1. Forward DIF FFT pass 1: It includes all forward FFT radices reduction steps while the needed data cannot be encapsuled into independent data arrays of Y_MEM_THRESHOLD complex size. (routines in files radix_4.c, radix_8.c, radix_16.c and radix_32.c.
2. Forward DIF FFT pass 2: The remaining forward steps except for the last one. Made by the same routines than prior item.
3. Last forward DIF FFT step, dyadic square and first backward DIT FFT step. To optimize memory accesses: All these three processes are made by the same routines (see difdit_4.c, difdit_8.c, difdit_16.c and dyadic_32.c).
4. Backward DIT FFT pass 2: Backward DIT FFT steps while moving between Y_MEM_THRESHOLD limits. Items B, C and D are made successively in a loop of blocks of independent data after A. Once finished, all blocks of memory are passed to the next item.
5. Backward DIT FFT pass 1: Backward DIT FFT steps. The last backward step is excluded. After this pass the type of the next iteration is analyzed. If the next L-L iteration is normal, then it continues in the next item and jumps to multithreaded (if required), if not jump to single thread and go to item 5.
6. Last backward DIT FFT step, mul by inverse DWT factors, normalize data, subtract two, mul by DWT factors, and first forward DIF FFT step: All these tasks are performed at once by the ynorm_*.c files. Once this is done, go again to A to the next L-L iteration.
When an interrupt signal is received, or it is required to write a save file, or the Lucas-Lehmer is finished, then F is substituted by
Last backward DIT FFT: It is completed the inverse FFT. (routines in radix_*.c files).
Subtract two, mul by inverse DWT factors, normalize: This is done by the routine last_normalize() in the file y.norm.c. Here can be checked if the residue is zero after a finished L-L test or extract the first 64 bits in the residue if it is required. (routines iszero() and res64() in file gio.c).
If it have to write a save file then next two items are
Convert float data to integer format: (gstd.c, compat.c files)
Write a save file: (gio.c)

References and further reading.

The best place to begin reading about Mersenne Primes, GIMPS and related stuff is Mersenne.org

There is a very nice site World of Mathematics, where you can consult almost every mathematical concept. I really recommend to consult this site. Is by far deep and better about mathematics than anything we can write here.
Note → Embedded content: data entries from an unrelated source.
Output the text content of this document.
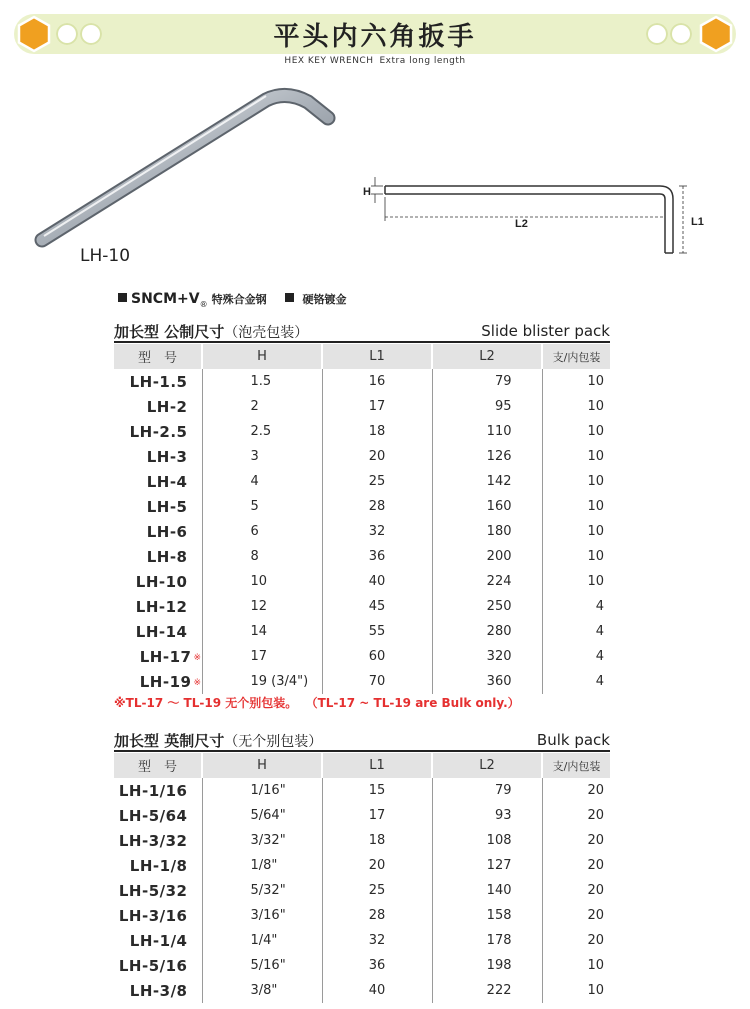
平头内六角扳手
HEX KEY WRENCH Extra long length
LH-10
H
L2	L1
$SNCM+V_®$ 特殊合金钢	硬铬镀金
加长型 公制尺寸（泡壳包装）	Slide blister pack
型　号	H	L1	L2	支/内包装
LH-1.5	1.5	16	79	10
LH-2	2	17	95	10
LH-2.5	2.5	18	110	10
LH-3	3	20	126	10
LH-4	4	25	142	10
LH-5	5	28	160	10
LH-6	6	32	180	10
LH-8	8	36	200	10
LH-10	10	40	224	10
LH-12	12	45	250	4
LH-14	14	55	280	4
LH-17 ※	17	60	320	4
LH-19 ※	19 (3/4")	70	360	4
※TL-17 ～ TL-19 无个别包装。 （TL-17 ~ TL-19 are Bulk only.）
加长型 英制尺寸（无个别包装）	Bulk pack
型　号	H	L1	L2	支/内包装
LH-1/16	1/16"	15	79	20
LH-5/64	5/64"	17	93	20
LH-3/32	3/32"	18	108	20
LH-1/8	1/8"	20	127	20
LH-5/32	5/32"	25	140	20
LH-3/16	3/16"	28	158	20
LH-1/4	1/4"	32	178	20
LH-5/16	5/16"	36	198	10
LH-3/8	3/8"	40	222	10
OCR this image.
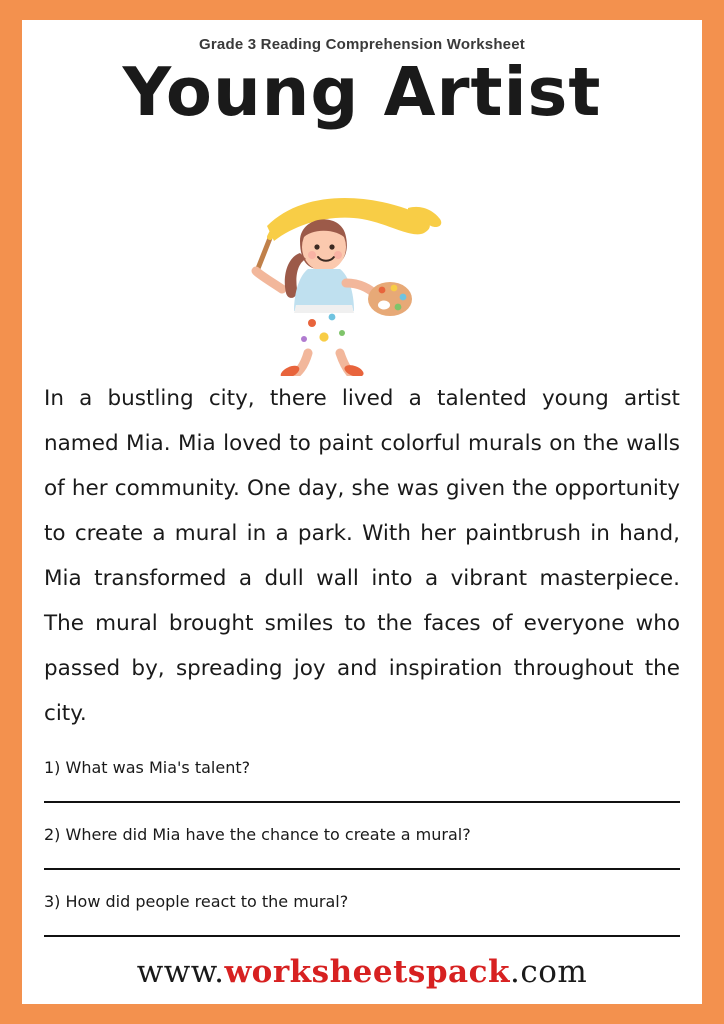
Grade 3 Reading Comprehension Worksheet
Young Artist

In a bustling city, there lived a talented young artist named Mia. Mia loved to paint colorful murals on the walls of her community. One day, she was given the opportunity to create a mural in a park. With her paintbrush in hand, Mia transformed a dull wall into a vibrant masterpiece. The mural brought smiles to the faces of everyone who passed by, spreading joy and inspiration throughout the city.

1) What was Mia's talent?
2) Where did Mia have the chance to create a mural?
3) How did people react to the mural?
www.worksheetspack.com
A good index about primes is Chris Caldwell's The Prime Pages. You can see a lot of theorems and proofs related to primality tests.

To know more about R. Crandall and B. Fagin Discrete Weighted Transform (DWT) see the original paper: "Discrete weighted transforms and large-integer arithmetic", Math Comp, 62 (1994),305-324.

To understand the special algorithm YEAFFT uses, it is necessary to read the paper "Integer convolution via split-radix fast Galois transform", by R. Crandall. You can download a free postscript copy from perfsci.com. Note that YEAFFT uses floating point trigonometric FFT, not Fast Galois Transform. Anyway the algorithm is easy to use in trig. FFT.